Oh yeah, guess I wouldn't need the keyboard if I had a touch screen.
So I may not even need the kiosk software but it looks like there are a lot of features with the software especially the ability to collect info to a database so I will try it out.

thanks!

-GB


----------



## Jongscx (Apr 30, 2008)

You'd be quite surprised at how easy it is to bypass a badly built kiosk. 

I was about 11 and my parents were applying for a loan at a bank. So I set about trying to figure out how to entertain myself. There was an application/info kiosk set up, so I started playing around on it. 

Obviously, it didn't support multi-touch, and I was able to crash the touchscreen drivers and the HTML frontend by doing too many inputs (randomly tapping on the screen at different places). after that, I had access to the Windows 98 desktop. Went to Start>programs>accesories> Accessibility > On Screen Keyboard...

I then "hacked" into C Drive and found Solitaire and minsweeper..
----------------

Personal Stories aside, I would suggest a few things:

Use a stripped-down embedded OS. There are some linux builds that can run MySQL and PHP and Dbase stuff. If you must use Windows, run it in a Guest account, with a secured separate Administrator account.

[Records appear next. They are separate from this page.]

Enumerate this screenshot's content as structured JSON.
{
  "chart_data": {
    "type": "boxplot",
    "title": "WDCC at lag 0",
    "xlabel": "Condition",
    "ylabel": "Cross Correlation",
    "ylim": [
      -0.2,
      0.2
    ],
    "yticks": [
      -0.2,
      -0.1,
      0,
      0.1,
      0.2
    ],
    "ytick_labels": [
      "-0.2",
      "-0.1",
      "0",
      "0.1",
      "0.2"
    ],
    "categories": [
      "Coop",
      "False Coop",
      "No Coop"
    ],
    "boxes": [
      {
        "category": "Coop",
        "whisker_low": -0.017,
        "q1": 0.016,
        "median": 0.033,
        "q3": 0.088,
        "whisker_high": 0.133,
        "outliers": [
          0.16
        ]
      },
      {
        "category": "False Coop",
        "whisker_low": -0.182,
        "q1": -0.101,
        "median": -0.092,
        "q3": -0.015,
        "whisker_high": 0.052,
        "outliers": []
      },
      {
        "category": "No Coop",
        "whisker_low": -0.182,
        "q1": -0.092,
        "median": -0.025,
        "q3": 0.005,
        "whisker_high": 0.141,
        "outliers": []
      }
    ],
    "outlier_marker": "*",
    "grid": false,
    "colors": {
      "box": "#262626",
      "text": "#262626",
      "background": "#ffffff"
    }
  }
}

There are a lot of "secured web browser" programs that are essentially versions of Firefox or IE with the Top menu-bar removed or disabled. A lot of them also hide the X, so that the person can't close the browser. 

Depending on your installation, you may want an off-site data repository instead of saving everything in the kiosk. It only takes a few seconds to kick in a door and rip out a hard drive. (okay, maybe minutes if the HDD is screwed in...)


I'm building one too, so when you finish yours, I'd like to hear/see details about it. Thanks


----------



## Fyzbo (Feb 6, 2002)

many browsers have a kiosk mode, it may be helpful.


----------



## Squashman (Apr 4, 2003)

Plenty of Linux Based Live CD's that are designed to just be Kiosks.


----------